Oh, did I say Bush (whose holdovers were presumably still largely running the State Department when these cables were sent in April 2009)? The point of this sneaky little tweet being posted two and a half years after the story it's reporting is to suggest, isn't it, that President Obama blundered into Syria like a Bush in a china shop, as it were, and don't vote they're all the same.
I've been in favor of WikiLeaks on general principles and particularly of the Manning dumps, which I believe have performed a really valuable service, and have called for leniency or clemency or general public kudos to Chelsea Manning on several occasions. But those documents do not in any way support the idea that the US did anything in Syria as it erupted into uprising. Indeed they cannot, since they stop in February 2010, a good ten months before the despair and death of Mohamed Bouaziza gave Arabs all over the Maghreb and Levant the idea that they might try doing something to change their plight.
Republican resistance in the Basque country, from La Chica del Solitario. |
The Syrian people bravely began their own uprising with no real help from anybody (I admired them here), and when the conflict devolved into civil war there were a number of guilty parties beginning with the extraordinarily shameless and brutal Assad and his enablers (with special mention going here to Bush's President Maliki opening Iraq up so the Iranian enablers could get their men and matériel to Syria unobstructed) on the one side and the Sunni enablers, I guess largely from Saudi Arabia, on the other. The US stood apart in (completely appropriate) terror that it could do nothing that would not make things worse, to the sputtering rage of your Tom Friedmans, but talked, talked, talked, through channels and back channels, through Iranian progress and Russian regression, until the time was precisely right for the great Obama bluff, to the sputtering rage of your Tom Dreyfusses who were convinced that the president had some sudden personal craving for a war.
The WikiLeaks tweeter, I guess, is just another enraged Tom [note: After his August 29 meeting with the president, by September 2013 Friedman had a view that is much more compatible with my own. —Yas, 9/15/2014] for whom it is somehow emotionally important to keep that flame burning no matter how unpromising the situation. If Obama didn't invade Syria like a lunatic fascist the way I said he was going to do, well, that just shows how treacherous he is, doesn't it?

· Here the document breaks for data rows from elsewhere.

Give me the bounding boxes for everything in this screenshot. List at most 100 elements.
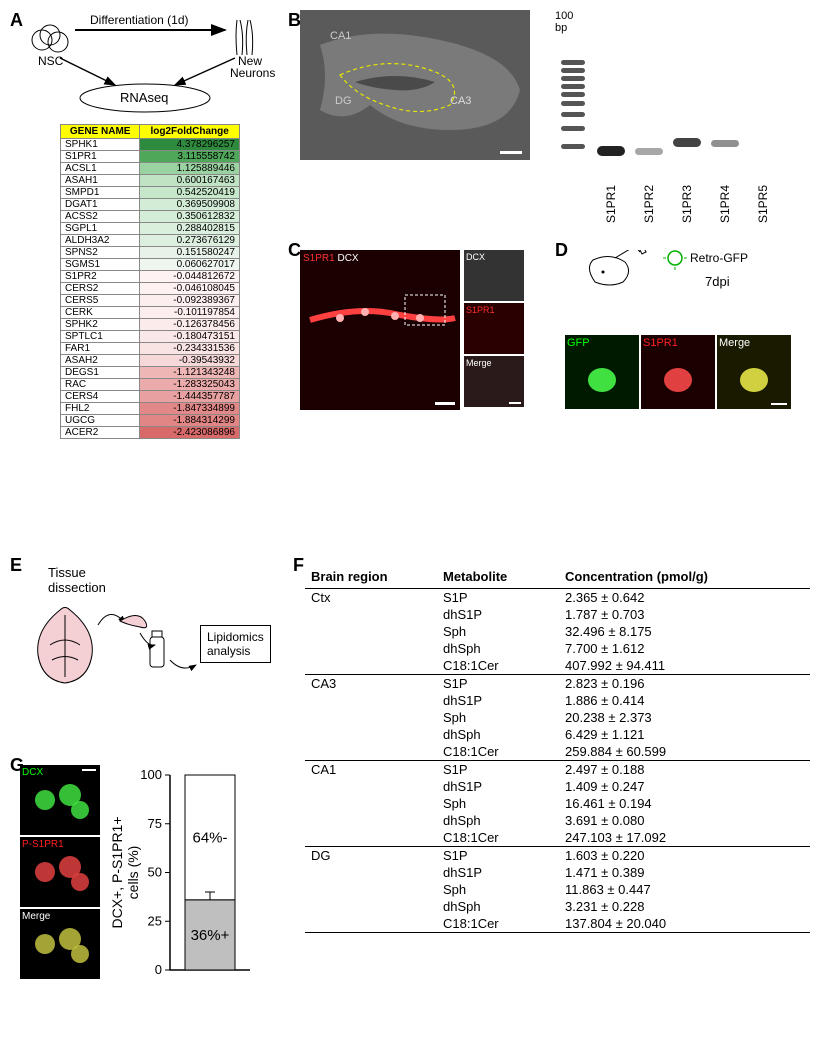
- conc-cell: 2.497 ± 0.188: [559, 761, 810, 779]
- region-cell: CA3: [305, 675, 437, 693]
- f-row: Sph16.461 ± 0.194: [305, 795, 810, 812]
- logfc-cell: -0.234331536: [140, 343, 240, 355]
- logfc-cell: -1.884314299: [140, 415, 240, 427]
- retro-label: Retro-GFP: [690, 251, 748, 265]
- scalebar: [500, 151, 522, 154]
- ladder-band: [561, 60, 585, 65]
- g-thumb: Merge: [20, 909, 100, 979]
- region-cell: CA1: [305, 761, 437, 779]
- gel-block: 100 bp S1PR1S1PR2S1PR3S1PR4S1PR5: [555, 10, 783, 196]
- thumb-label: P-S1PR1: [22, 839, 64, 850]
- gene-row: CERS5-0.092389367: [61, 295, 240, 307]
- gene-cell: ASAH2: [61, 355, 140, 367]
- f-row: dhSph3.231 ± 0.228: [305, 898, 810, 915]
- f-row: C18:1Cer247.103 ± 17.092: [305, 829, 810, 847]
- gene-cell: SPNS2: [61, 247, 140, 259]
- f-row: dhS1P1.409 ± 0.247: [305, 778, 810, 795]
- gene-cell: FHL2: [61, 403, 140, 415]
- tissue-label: Tissue dissection: [48, 565, 280, 595]
- ca1-label: CA1: [330, 30, 351, 42]
- c-main-image: S1PR1 DCX: [300, 250, 460, 410]
- metabolite-cell: S1P: [437, 761, 559, 779]
- metabolite-cell: C18:1Cer: [437, 657, 559, 675]
- svg-text:DCX+, P-S1PR1+cells (%): DCX+, P-S1PR1+cells (%): [110, 816, 141, 928]
- gene-cell: ACSL1: [61, 163, 140, 175]
- thumb-label: GFP: [567, 337, 590, 349]
- logfc-cell: 0.151580247: [140, 247, 240, 259]
- logfc-cell: -2.423086896: [140, 427, 240, 439]
- logfc-cell: -0.126378456: [140, 319, 240, 331]
- col-region: Brain region: [305, 565, 437, 589]
- metabolite-cell: dhSph: [437, 898, 559, 915]
- metabolite-cell: dhS1P: [437, 864, 559, 881]
- region-cell: [305, 812, 437, 829]
- svg-text:36%+: 36%+: [191, 927, 230, 944]
- gene-row: ACSS20.350612832: [61, 211, 240, 223]
- metabolite-cell: dhS1P: [437, 778, 559, 795]
- thumb-label: DCX: [22, 767, 43, 778]
- panel-e: Tissue dissection Lipidomics analysis: [20, 565, 280, 708]
- gene-row: SPTLC1-0.180473151: [61, 331, 240, 343]
- conc-cell: 2.823 ± 0.196: [559, 675, 810, 693]
- logfc-cell: -1.444357787: [140, 391, 240, 403]
- conc-cell: 16.461 ± 0.194: [559, 795, 810, 812]
- lane-label: S1PR3: [680, 185, 694, 223]
- region-cell: [305, 898, 437, 915]
- gene-row: FAR1-0.234331536: [61, 343, 240, 355]
- gene-row: SMPD10.542520419: [61, 187, 240, 199]
- c-thumb: DCX: [464, 250, 524, 301]
- logfc-cell: -1.847334899: [140, 403, 240, 415]
- region-cell: [305, 829, 437, 847]
- gene-row: S1PR2-0.044812672: [61, 271, 240, 283]
- gene-cell: DEGS1: [61, 367, 140, 379]
- gene-cell: SMPD1: [61, 187, 140, 199]
- region-cell: [305, 606, 437, 623]
- neurons-label2: Neurons: [230, 66, 275, 80]
- lipidomics-box: Lipidomics analysis: [200, 625, 271, 663]
- logfc-cell: 0.369509908: [140, 199, 240, 211]
- gene-cell: SPHK2: [61, 319, 140, 331]
- gene-cell: ASAH1: [61, 175, 140, 187]
- gene-cell: SGPL1: [61, 223, 140, 235]
- gene-row: CERS4-1.444357787: [61, 391, 240, 403]
- conc-cell: 407.992 ± 94.411: [559, 657, 810, 675]
- gel-band: [711, 140, 739, 147]
- gene-cell: UGCG: [61, 415, 140, 427]
- logfc-cell: -0.044812672: [140, 271, 240, 283]
- logfc-cell: 0.288402815: [140, 223, 240, 235]
- c-thumb: S1PR1: [464, 303, 524, 354]
- metabolite-cell: C18:1Cer: [437, 829, 559, 847]
- gel-lane: S1PR3: [669, 46, 705, 196]
- gene-cell: S1PR1: [61, 151, 140, 163]
- svg-text:25: 25: [148, 913, 162, 928]
- f-row: CA1S1P2.497 ± 0.188: [305, 761, 810, 779]
- gene-row: S1PR13.115558742: [61, 151, 240, 163]
- conc-cell: 1.787 ± 0.703: [559, 606, 810, 623]
- metabolite-cell: S1P: [437, 847, 559, 865]
- conc-cell: 20.238 ± 2.373: [559, 709, 810, 726]
- panel-d: Retro-GFP 7dpi GFPS1PR1Merge: [565, 250, 815, 409]
- logfc-cell: 0.060627017: [140, 259, 240, 271]
- d-thumb: GFP: [565, 335, 639, 409]
- panel-a-schema: NSC Differentiation (1d) New Neurons RNA…: [20, 10, 280, 120]
- lane-label: S1PR2: [642, 185, 656, 223]
- gene-cell: ALDH3A2: [61, 235, 140, 247]
- gene-cell: SGMS1: [61, 259, 140, 271]
- gene-cell: S1PR2: [61, 271, 140, 283]
- ladder-band: [561, 76, 585, 81]
- f-row: dhSph3.691 ± 0.080: [305, 812, 810, 829]
- col-metabolite: Metabolite: [437, 565, 559, 589]
- svg-text:50: 50: [148, 865, 162, 880]
- svg-text:75: 75: [148, 816, 162, 831]
- logfc-cell: 0.350612832: [140, 211, 240, 223]
- metabolite-cell: dhSph: [437, 640, 559, 657]
- gene-cell: ACSS2: [61, 211, 140, 223]
- region-cell: [305, 795, 437, 812]
- logfc-cell: 4.378296257: [140, 139, 240, 151]
- metabolite-cell: C18:1Cer: [437, 915, 559, 933]
- d-schema: Retro-GFP 7dpi: [565, 250, 795, 290]
- ladder-band: [561, 101, 585, 106]
- svg-text:0: 0: [155, 962, 162, 977]
- gene-row: CERS2-0.046108045: [61, 283, 240, 295]
- svg-text:64%-: 64%-: [192, 829, 227, 846]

I wonder if it isn't a kind of Boomer envy? I know back in the day I was all about wishing I was a maquisard cowering in a farmhouse cellar and making trembling love with Ingrid Bergman while the Nazis stomped around outside, in their glossy full-calf boots; and getting high and locking up the university president in the administration building seemed pretty pallid in comparison. Do you suppose to today's Occupy graduates those experiences of ca. 1970 are somehow glamorous in the same way? I really doubt it (way too jealous of them to imagine they could be jealous of me): but perhaps to the in-between generation, the commitment-shy but consumption-ready Gen-Xers, the ones from a comfortable background where that 90s instability was all moral instead of financial, are just now embarking on their early-onset mid-life crisis, wishing Nixon was president so their disappointment could have some meaning.
But it's really annoying for me because I don't get a chance to criticize Obama myself, busy as I continually am defending him from these clowns. The bastards are making me totally conventional!